Jedes Jahr führt die Nationale Alarmzentrale (NAZ) mit einem Super-Puma-Helikopter der Armee Messflüge zur Überprüfung der Radioaktivität durch.

30. Mai 2002

Im Rahmen des Messprogramms 2002 beteiligte sich das Messteam vom 27.-30. Mai 2002 an der europäischen Übung Eccomags (European Calibration and Coordination of Mobile and Airborne Gamma Spectrometry) in Schottland. Neben der Schweiz beteiligten sich Partnerorganisationen aus Frankreich, Deutschland, Dänemark, Schweden, Norwegen, Österreich und Grossbritannien an diesem Messprogramm, das unter dem Patronat der wissenschaftlichen Generaldirektion der EU stand. Projektziele waren die Harmonisierung der Messverfahren über drei ausgewählten Testgebieten in der Nähe von Portpatrick sowie eine Radioaktivitätskartierung von weiten Gebieten Schottlands.

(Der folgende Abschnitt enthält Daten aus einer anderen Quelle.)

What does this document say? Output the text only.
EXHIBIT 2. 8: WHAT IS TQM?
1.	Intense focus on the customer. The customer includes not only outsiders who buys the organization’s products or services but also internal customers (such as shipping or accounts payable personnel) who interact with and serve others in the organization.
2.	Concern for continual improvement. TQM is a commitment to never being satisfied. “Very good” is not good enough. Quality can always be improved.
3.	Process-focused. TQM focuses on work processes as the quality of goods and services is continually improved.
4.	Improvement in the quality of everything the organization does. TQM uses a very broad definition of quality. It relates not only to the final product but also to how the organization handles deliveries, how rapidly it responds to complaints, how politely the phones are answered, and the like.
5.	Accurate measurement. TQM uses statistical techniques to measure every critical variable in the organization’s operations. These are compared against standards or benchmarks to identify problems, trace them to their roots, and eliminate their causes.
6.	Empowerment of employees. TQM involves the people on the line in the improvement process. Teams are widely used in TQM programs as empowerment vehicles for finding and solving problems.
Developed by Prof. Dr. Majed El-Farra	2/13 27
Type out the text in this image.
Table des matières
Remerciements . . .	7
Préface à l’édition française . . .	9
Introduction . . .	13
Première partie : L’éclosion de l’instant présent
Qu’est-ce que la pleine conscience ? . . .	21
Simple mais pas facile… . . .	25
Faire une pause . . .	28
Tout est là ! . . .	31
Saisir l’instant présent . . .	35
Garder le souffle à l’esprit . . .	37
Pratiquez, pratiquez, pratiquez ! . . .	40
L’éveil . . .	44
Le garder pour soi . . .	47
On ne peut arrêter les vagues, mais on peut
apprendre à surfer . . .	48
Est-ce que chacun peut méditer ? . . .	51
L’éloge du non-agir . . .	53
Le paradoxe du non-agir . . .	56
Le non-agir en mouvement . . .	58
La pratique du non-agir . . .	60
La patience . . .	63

Auf Grund von juristischen Streitigkeiten zwischen der von der EU beauftragten Veranstalterin University of Glasgow sowie dem britischen Verteidigungsministerium konnten die Messteams aus Norwegen, Dänemark, Österreich und der Schweiz keine Messflüge durchführen. Kernpunkt der Meinungsverschiedenheiten waren die militärischen Helikopter dieser vier Länder, die gemäss Darstellung des britischen Verteidigungsministeriums nur unter militärischer Führung Messungen durchführen dürften, was wiederum von den zivilen Veranstaltern abgelehnt wurde. Sämtliche Partnerorganisationen einigten sich am zweitletzten Tag der Übung auf ein Memorandum of Understanding, in dem sie sich gegenüber dem Veranstalter allfällige Entschädigungsforderungen vorbehalten.
Das Schweizer Messteam kehrte am 30. Mai nach rund siebenstündigem Flug mit dem SuperPuma-Helikopter aus Schottland zurück. Am 31. Mai 2002 wurden dann turnusgemäss die Schweizer Kernkraftwerke Beznau und Leibstadt überflogen. Im Rahmen dieser Profillinien wurde zum ersten Mal auch das neue Zentrale Zwischenlager Würenlingen kontrolliert. Sämtliche Messwerte bewegten sich dabei im Rahmen der langjährigen Erfahrungswerte, und auch über Würenlingen wurden keine erhöhten Werte festgestellt.